The AdWords Statistical Significance Calculator is a tool for measuring the statistical significance of goals and CTR differences between two data sets in an experiment, whether you’re testing landing pages, keywords, or ad text. The future goal is to cater this tool to as many AdWords metrics as possible, so suggestions are greatly appreciated!
Note: The Statistical Significance Calculator is currently being worked on and will return soon!
When testing two different landing pages, you’ll want to use the goal calculator. Make two ads with the exact same copy to ensure that the only variable in your experiment is the landing page. With each ad having a different landing page, you can simply identify one as “Group A” and the other as “Group B” for the calculator. It is important to make sure that conversions are being pulled into your AdWords account in order to get the goal value attributed to the specific ads you are testing.
Ad Copy Testing
When testing two different ad copies, you’ll want to use both the CTR and goal calculators. The CTR calculator will let you know which copy resonates most with your audience, while the goal calculator will signify which ad is more likely to lead to your desired conversion. Make sure that the landing page for each ad is the same to ensure that the only variable in your experiment is the ad copy.
How to Use the Calculator
In your experiment, you should be testing “Group A” against “Group B.” This might mean that you’re testing a new, optimized landing page against an existing landing page or that you’re testing two variations of ad copy. Currently, this calculator accepts only two groups of data.

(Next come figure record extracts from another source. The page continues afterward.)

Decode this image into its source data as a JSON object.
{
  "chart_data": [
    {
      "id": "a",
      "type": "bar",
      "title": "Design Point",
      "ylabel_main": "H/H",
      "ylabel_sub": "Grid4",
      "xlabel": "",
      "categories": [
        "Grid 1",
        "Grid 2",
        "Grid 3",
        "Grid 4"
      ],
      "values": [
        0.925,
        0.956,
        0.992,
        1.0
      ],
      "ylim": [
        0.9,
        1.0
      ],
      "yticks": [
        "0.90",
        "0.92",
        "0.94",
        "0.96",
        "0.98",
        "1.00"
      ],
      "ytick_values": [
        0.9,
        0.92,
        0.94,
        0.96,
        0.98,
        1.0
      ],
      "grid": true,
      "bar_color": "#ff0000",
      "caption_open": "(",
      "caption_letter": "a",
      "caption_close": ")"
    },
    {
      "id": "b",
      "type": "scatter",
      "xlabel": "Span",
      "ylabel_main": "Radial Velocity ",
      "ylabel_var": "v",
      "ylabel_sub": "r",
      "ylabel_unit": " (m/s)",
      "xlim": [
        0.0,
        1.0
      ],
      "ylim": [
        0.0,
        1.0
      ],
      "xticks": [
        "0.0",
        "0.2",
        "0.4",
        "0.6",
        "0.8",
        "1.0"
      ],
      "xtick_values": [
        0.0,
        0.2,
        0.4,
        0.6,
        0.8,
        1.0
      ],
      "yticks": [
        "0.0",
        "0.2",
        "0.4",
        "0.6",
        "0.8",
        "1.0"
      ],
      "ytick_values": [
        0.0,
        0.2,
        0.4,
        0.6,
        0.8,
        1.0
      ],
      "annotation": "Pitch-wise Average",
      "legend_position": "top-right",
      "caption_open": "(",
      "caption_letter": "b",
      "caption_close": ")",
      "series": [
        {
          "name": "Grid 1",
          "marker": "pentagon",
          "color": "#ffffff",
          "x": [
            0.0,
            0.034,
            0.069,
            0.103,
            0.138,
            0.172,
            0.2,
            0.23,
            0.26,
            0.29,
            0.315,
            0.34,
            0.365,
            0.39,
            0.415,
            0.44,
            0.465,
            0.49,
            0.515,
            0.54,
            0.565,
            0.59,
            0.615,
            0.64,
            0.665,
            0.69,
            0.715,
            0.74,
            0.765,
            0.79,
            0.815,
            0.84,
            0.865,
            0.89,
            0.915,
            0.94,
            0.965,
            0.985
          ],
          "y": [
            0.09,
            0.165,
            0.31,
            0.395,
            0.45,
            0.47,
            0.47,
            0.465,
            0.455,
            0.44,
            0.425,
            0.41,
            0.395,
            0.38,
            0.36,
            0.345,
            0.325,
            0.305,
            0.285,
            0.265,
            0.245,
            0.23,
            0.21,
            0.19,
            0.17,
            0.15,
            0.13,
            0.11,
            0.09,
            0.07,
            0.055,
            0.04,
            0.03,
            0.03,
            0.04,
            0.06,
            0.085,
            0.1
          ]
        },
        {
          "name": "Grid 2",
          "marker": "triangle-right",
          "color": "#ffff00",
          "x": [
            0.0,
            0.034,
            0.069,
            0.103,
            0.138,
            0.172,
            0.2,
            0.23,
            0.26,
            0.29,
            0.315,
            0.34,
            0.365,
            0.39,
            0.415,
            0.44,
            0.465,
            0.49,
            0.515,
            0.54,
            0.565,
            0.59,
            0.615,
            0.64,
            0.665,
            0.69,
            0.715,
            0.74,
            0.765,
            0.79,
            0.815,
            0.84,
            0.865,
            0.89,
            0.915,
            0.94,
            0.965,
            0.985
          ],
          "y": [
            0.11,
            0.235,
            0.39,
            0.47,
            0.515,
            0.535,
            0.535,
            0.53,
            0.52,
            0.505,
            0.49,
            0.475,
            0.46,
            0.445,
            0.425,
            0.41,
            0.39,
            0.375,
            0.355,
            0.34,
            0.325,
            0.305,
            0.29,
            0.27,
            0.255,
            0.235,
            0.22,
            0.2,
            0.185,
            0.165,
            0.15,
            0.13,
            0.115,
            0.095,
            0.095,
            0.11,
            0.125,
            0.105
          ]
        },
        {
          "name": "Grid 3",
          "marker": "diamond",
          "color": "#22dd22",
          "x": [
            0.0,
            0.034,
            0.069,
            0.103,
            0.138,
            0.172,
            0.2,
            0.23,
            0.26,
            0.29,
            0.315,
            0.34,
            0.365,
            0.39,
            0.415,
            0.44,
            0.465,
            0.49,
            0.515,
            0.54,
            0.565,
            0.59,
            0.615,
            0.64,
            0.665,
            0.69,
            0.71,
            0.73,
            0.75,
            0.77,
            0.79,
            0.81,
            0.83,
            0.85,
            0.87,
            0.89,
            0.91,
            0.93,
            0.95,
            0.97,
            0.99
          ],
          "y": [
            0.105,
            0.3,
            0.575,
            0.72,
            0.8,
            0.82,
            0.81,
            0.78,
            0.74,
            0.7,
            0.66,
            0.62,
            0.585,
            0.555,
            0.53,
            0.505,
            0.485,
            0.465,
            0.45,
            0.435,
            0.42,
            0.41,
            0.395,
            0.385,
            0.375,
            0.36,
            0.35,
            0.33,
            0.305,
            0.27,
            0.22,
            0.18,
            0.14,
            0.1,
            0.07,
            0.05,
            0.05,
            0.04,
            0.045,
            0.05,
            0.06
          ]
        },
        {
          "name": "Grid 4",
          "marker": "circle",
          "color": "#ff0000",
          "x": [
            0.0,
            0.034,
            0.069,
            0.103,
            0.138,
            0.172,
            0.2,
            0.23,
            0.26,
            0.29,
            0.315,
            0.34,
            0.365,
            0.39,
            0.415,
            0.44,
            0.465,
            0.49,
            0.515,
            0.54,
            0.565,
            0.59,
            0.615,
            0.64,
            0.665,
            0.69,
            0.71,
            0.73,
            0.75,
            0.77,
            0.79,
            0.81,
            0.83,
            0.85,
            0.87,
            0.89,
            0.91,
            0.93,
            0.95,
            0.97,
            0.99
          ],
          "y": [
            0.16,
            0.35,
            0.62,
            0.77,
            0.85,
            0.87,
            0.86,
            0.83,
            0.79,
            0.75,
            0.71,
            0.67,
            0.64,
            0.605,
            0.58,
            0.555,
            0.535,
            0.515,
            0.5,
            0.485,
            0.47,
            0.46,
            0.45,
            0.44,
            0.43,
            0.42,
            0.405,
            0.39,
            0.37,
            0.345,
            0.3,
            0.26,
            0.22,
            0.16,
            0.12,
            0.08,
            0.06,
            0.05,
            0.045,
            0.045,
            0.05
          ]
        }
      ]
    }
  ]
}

Set the date range on your data set to capture only the time you’ve been running the experiment.
Identify the metrics needed for the calculator that are associated with each respective group.
If you are using the goal calculator, and your conversions aren’t being tracked in AdWords, make sure your AdWords account is linked to Analytics and go to Tools > Conversions to “Import from Google Analytics.”
Input the metrics associated with each group you’re testing, and hit “Calculate” to find out if your results are significant or not.
If not, you may need to run your experiment longer to reach statistical significance. If the calculator determines that your results are statistically significant, then congratulations! You’ve just completed a statistically significant experiment.